Tentang Ibnu Sina

BAB I
PENDAHULUAN

A. Latar Belakang Masalah

Filsafat Islam adalah salah satu mata kuliah yang mesti dipelajari oleh mahasiswa, agar mempunyai pengetahuan dan wawasan keilmuan mengenai hakikat filsafat. Dalam filsafat islam, banyak sekali tokoh yang menjadi ikon dan telah banyak memberikan kontribusi nyata bagi pertumbuhan dan perkembangan islam di dunia. Salah satu tokoh yang memberikan kontribusi besar dalan islam adalah Ibnu Sina, ia adalah seorang cendekiawan muslim, dokter, juga filsuf muslim terkemuka. Ia sangat dikenal masyarakat luas tentang ilmu kedokteran yang diciptakannya. 
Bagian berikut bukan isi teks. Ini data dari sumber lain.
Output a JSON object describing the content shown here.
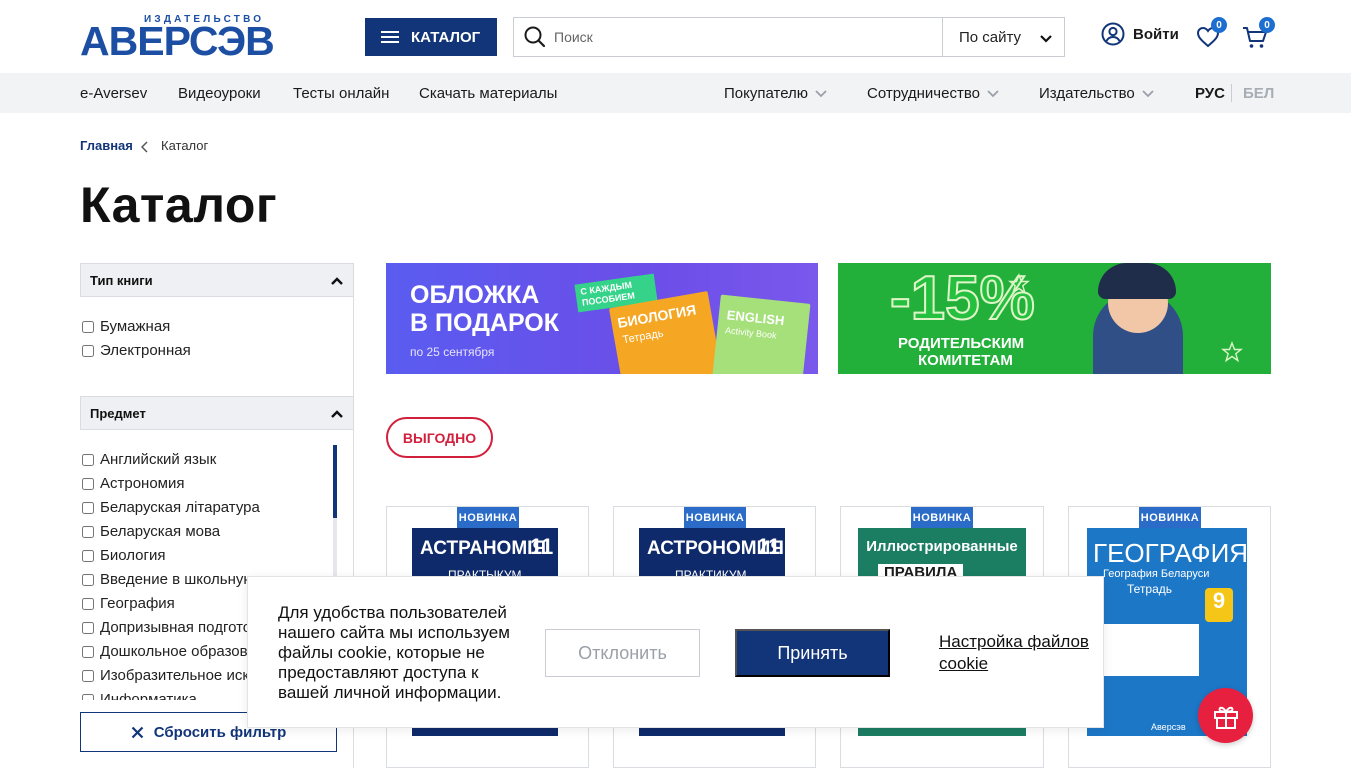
{
  "header": {
    "logo_top": "ИЗДАТЕЛЬСТВО",
    "logo_main": "АВЕРСЭВ",
    "catalog_label": "КАТАЛОГ",
    "search_placeholder": "Поиск",
    "search_scope": "По сайту",
    "login_label": "Войти",
    "favorites_count": "0",
    "cart_count": "0"
  },
  "nav": {
    "left": [
      "e-Aversev",
      "Видеоуроки",
      "Тесты онлайн",
      "Скачать материалы"
    ],
    "right": [
      "Покупателю",
      "Сотрудничество",
      "Издательство"
    ],
    "lang_active": "РУС",
    "lang_other": "БЕЛ"
  },
  "breadcrumb": {
    "home": "Главная",
    "current": "Каталог"
  },
  "page_title": "Каталог",
  "filters": {
    "book_type": {
      "title": "Тип книги",
      "options": [
        "Бумажная",
        "Электронная"
      ]
    },
    "subject": {
      "title": "Предмет",
      "options": [
        "Английский язык",
        "Астрономия",
        "Беларуская літаратура",
        "Беларуская мова",
        "Биология",
        "Введение в школьную жизнь",
        "География",
        "Допризывная подготовка",
        "Дошкольное образование",
        "Изобразительное искусство",
        "Информатика"
      ]
    },
    "reset_label": "Сбросить фильтр"
  },
  "banners": {
    "b1": {
      "line1": "ОБЛОЖКА",
      "line2": "В ПОДАРОК",
      "date": "по 25 сентября",
      "sticker": "С КАЖДЫМ ПОСОБИЕМ",
      "book1": "БИОЛОГИЯ",
      "book1_sub": "Тетрадь",
      "book2": "ENGLISH",
      "book2_sub": "Activity Book"
    },
    "b2": {
      "percent": "-15%",
      "line1": "РОДИТЕЛЬСКИМ",
      "line2": "КОМИТЕТАМ"
    }
  },
  "promo_pill": "ВЫГОДНО",
  "products": [
    {
      "tag": "НОВИНКА",
      "title": "АСТРАНОМІЯ",
      "grade": "11",
      "sub": "ПРАКТЫКУМ"
    },
    {
      "tag": "НОВИНКА",
      "title": "АСТРОНОМИЯ",
      "grade": "11",
      "sub": "ПРАКТИКУМ"
    },
    {
      "tag": "НОВИНКА",
      "title": "Иллюстрированные",
      "sub": "ПРАВИЛА"
    },
    {
      "tag": "НОВИНКА",
      "title": "ГЕОГРАФИЯ",
      "sub": "География Беларуси",
      "sub2": "Тетрадь",
      "grade": "9",
      "publisher": "Аверсэв"
    }
  ],
  "cookie": {
    "text": "Для удобства пользователей нашего сайта мы используем файлы cookie, которые не предоставляют доступа к вашей личной информации.",
    "decline": "Отклонить",
    "accept": "Принять",
    "settings": "Настройка файлов cookie"
  },
  "colors": {
    "brand": "#12357a",
    "accent_red": "#d21f3c",
    "tag_blue": "#2a6cc7",
    "nav_bg": "#f2f3f5"
  }
}
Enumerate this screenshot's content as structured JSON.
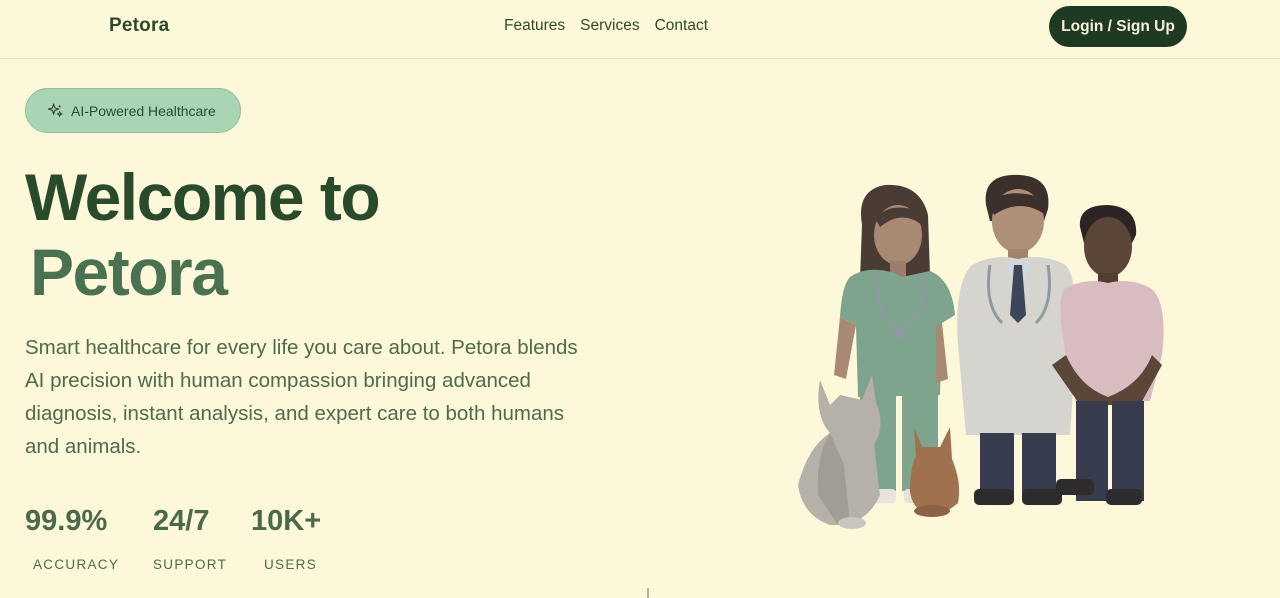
{
  "nav": {
    "brand": "Petora",
    "links": [
      "Features",
      "Services",
      "Contact"
    ],
    "login_label": "Login / Sign Up"
  },
  "hero": {
    "badge": {
      "icon": "sparkle-icon",
      "label": "AI-Powered Healthcare"
    },
    "title_line1": "Welcome to",
    "title_line2": "Petora",
    "description": "Smart healthcare for every life you care about. Petora blends AI precision with human compassion bringing advanced diagnosis, instant analysis, and expert care to both humans and animals.",
    "stats": [
      {
        "value": "99.9%",
        "label": "ACCURACY"
      },
      {
        "value": "24/7",
        "label": "SUPPORT"
      },
      {
        "value": "10K+",
        "label": "USERS"
      }
    ],
    "illustration": {
      "icon": "doctors-and-pets-illustration"
    }
  },
  "colors": {
    "background": "#fdf8d9",
    "primary_dark": "#1f3a23",
    "text_green": "#2d4a2d",
    "accent_green": "#4a7250",
    "badge_bg": "#a9d5b4"
  }
}
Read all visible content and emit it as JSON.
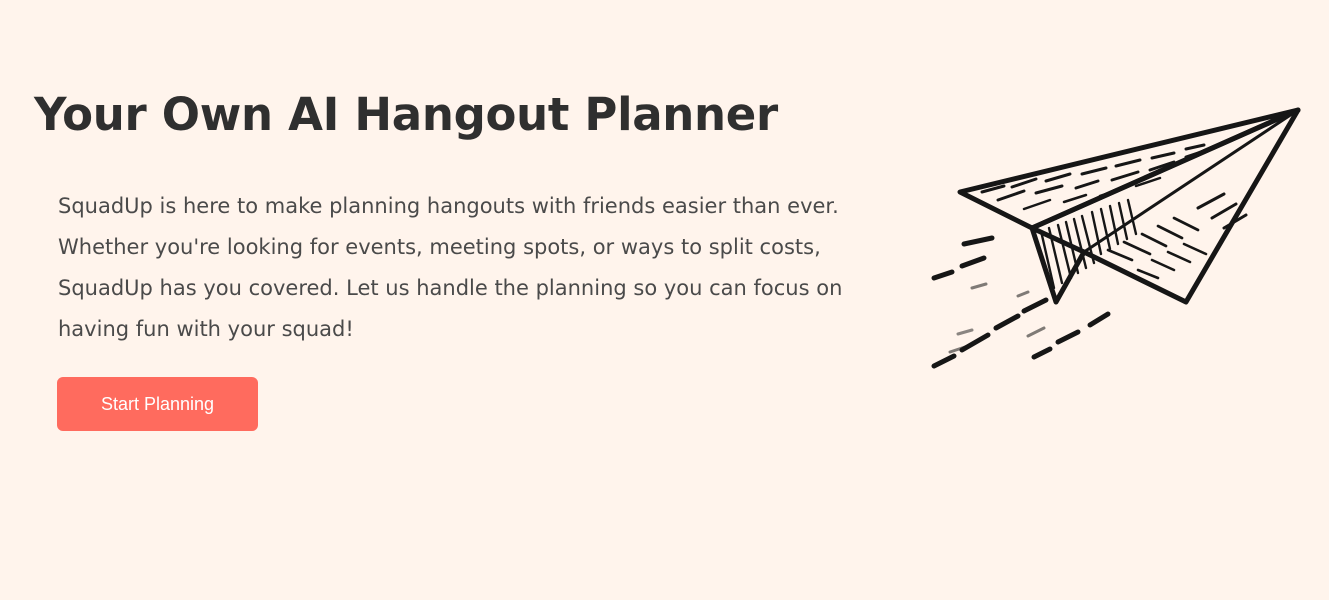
{
  "hero": {
    "title": "Your Own AI Hangout Planner",
    "description": "SquadUp is here to make planning hangouts with friends easier than ever. Whether you're looking for events, meeting spots, or ways to split costs, SquadUp has you covered. Let us handle the planning so you can focus on having fun with your squad!",
    "cta_label": "Start Planning",
    "illustration_icon": "paper-plane-icon"
  },
  "colors": {
    "background": "#fff4ec",
    "title": "#2f2f2f",
    "body_text": "#4a4a4a",
    "button": "#ff6b5e",
    "button_text": "#ffffff"
  }
}
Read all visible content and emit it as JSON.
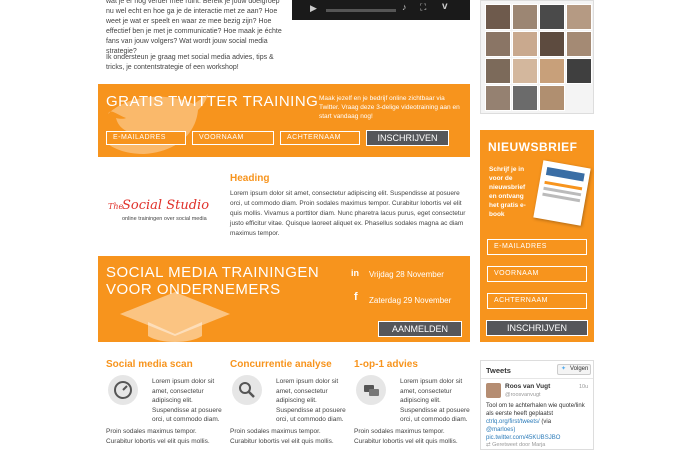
{
  "intro": {
    "paragraph1": "wat je er nog verder mee ruint. Bereik je jouw doelgroep nu wel echt en hoe ga je de interactie met ze aan? Hoe weet je wat er speelt en waar ze mee bezig zijn? Hoe effectief ben je met je communicatie? Hoe maak je échte fans van jouw volgers? Wat wordt jouw social media strategie?",
    "paragraph2": "Ik ondersteun je graag met social media advies, tips & tricks, je contentstrategie of een workshop!"
  },
  "twitter_training": {
    "title": "GRATIS TWITTER TRAINING",
    "description": "Maak jezelf en je bedrijf online zichtbaar via Twitter. Vraag deze 3-delige videotraining aan en start vandaag nog!",
    "email_placeholder": "E-MAILADRES",
    "firstname_placeholder": "VOORNAAM",
    "lastname_placeholder": "ACHTERNAAM",
    "submit_label": "INSCHRIJVEN"
  },
  "social_studio": {
    "logo_text_the": "The",
    "logo_text_main": "Social Studio",
    "logo_tagline": "online trainingen over social media",
    "heading": "Heading",
    "body": "Lorem ipsum dolor sit amet, consectetur adipiscing elit. Suspendisse at posuere orci, ut commodo diam. Proin sodales maximus tempor. Curabitur lobortis vel elit quis mollis. Vivamus a porttitor diam. Nunc pharetra lacus purus, eget consectetur justo efficitur vitae. Quisque laoreet aliquet ex. Phasellus sodales magna ac diam maximus tempor."
  },
  "trainingen": {
    "title_line1": "SOCIAL MEDIA TRAININGEN",
    "title_line2": "VOOR ONDERNEMERS",
    "date1": "Vrijdag 28 November",
    "date2": "Zaterdag 29 November",
    "button_label": "AANMELDEN"
  },
  "features": [
    {
      "title": "Social media scan",
      "text": "Lorem ipsum dolor sit amet, consectetur adipiscing elit. Suspendisse at posuere orci, ut commodo diam.",
      "more": "Proin sodales maximus tempor. Curabitur lobortis vel elit quis mollis."
    },
    {
      "title": "Concurrentie analyse",
      "text": "Lorem ipsum dolor sit amet, consectetur adipiscing elit. Suspendisse at posuere orci, ut commodo diam.",
      "more": "Proin sodales maximus tempor. Curabitur lobortis vel elit quis mollis."
    },
    {
      "title": "1-op-1 advies",
      "text": "Lorem ipsum dolor sit amet, consectetur adipiscing elit. Suspendisse at posuere orci, ut commodo diam.",
      "more": "Proin sodales maximus tempor. Curabitur lobortis vel elit quis mollis."
    }
  ],
  "newsletter": {
    "title": "NIEUWSBRIEF",
    "description": "Schrijf je in voor de nieuwsbrief en ontvang het gratis e-book",
    "email_placeholder": "E-MAILADRES",
    "firstname_placeholder": "VOORNAAM",
    "lastname_placeholder": "ACHTERNAAM",
    "submit_label": "INSCHRIJVEN"
  },
  "tweets": {
    "header": "Tweets",
    "follow_label": "Volgen",
    "tweet": {
      "name": "Roos van Vugt",
      "handle": "@roosvanvugt",
      "time": "10u",
      "text": "Tool om te achterhalen wie quote/link als eerste heeft geplaatst",
      "link1": "ctrlq.org/first/tweets/",
      "via": "(via",
      "mention": "@marloes)",
      "pic_link": "pic.twitter.com/45KUBSJBO",
      "retweet": "Geretweet door Marja"
    }
  },
  "colors": {
    "accent": "#f7941d",
    "dark_button": "#55565a"
  }
}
Dalam Makalah ini, kami akan mencoba memaparkan kehidupan serta pemikiran-pemikirann Ibnu Sina secara ringkas. Ada beberapa pemikiran atau filsafat Ibnu Sina yang menjadi kontribusi bagi pemikiran islam sekarang ini. Maka ini perlu kita kaji lebih dalam.

B. Rumusan Masalah
Setelah memahami latar belakang yang ada, rumusan masalah yang kami sajikan adalah seputar :
1. Siapa dan Bagaimana boigrafi Ibnu Sina?
2. Apa saja karya-karya Ibnu Sina?
3. Kontribusi apa yang di berikan Ibnu Sina terhadap Islam?
4. Bagaimana pemikiran atau filsafatnya?
5. Bagaimana pendangan filsuf lain terhadap pemikiran/filsafat Ibnu Sina?
C. Tujuan
Adapun tujuan dari penyusunan makalah ini adalah untuk memenuhi salah satu tugas pada mata kuliah Filsafat Islam, dan untuk di presentasikan. Kemudian harapan kami dari penyusunan makalah ini adalah para pembaca :
1. Mengetahui sejarah hidup Ibnu Sina
2. Mengetahui kontribusi yang di berikan Ibnu Sina terhadap Islam
3. Memahami pemikiran Ibnu Sina tentang Ketuhanan, wahyu, kenabian, dll.
4. Mengetahui pendapat filsuf lain terhadap pemikiran Ibnu Sina.

BAB II
IBNU SINA


A. BIOGRAFI IBNU SINA

Nama asli Ibnu Sina adalah Abu Ali al-Husain bin Abdullah ibn Sina. Di Eropa beliau lebih dikenal dengan nama Avicenna. Beliau lahir di sebuah desa Afsyana, di daerah Bukhara pada safar tahun 340 H/ 980 M, dari seorang ibu yang berkebangsaan Turki dan bapaknya berasal dari Arab-Persia. Kelahiran beliau di tengah masa yang sedang kacau,dimana kekuasaan Abbasyiah mulai mundur dan negri-negri yang mula-mula berada di bawah kekuasaannya kini mulai melepaskan diri dan untuk berdiri sendiri. Dan kota Baghdad sebagai kota pemerintahannya dikuasai oleh golongan Banu Buwaih pada tahun 334 H sampai dengan tahun 447 H.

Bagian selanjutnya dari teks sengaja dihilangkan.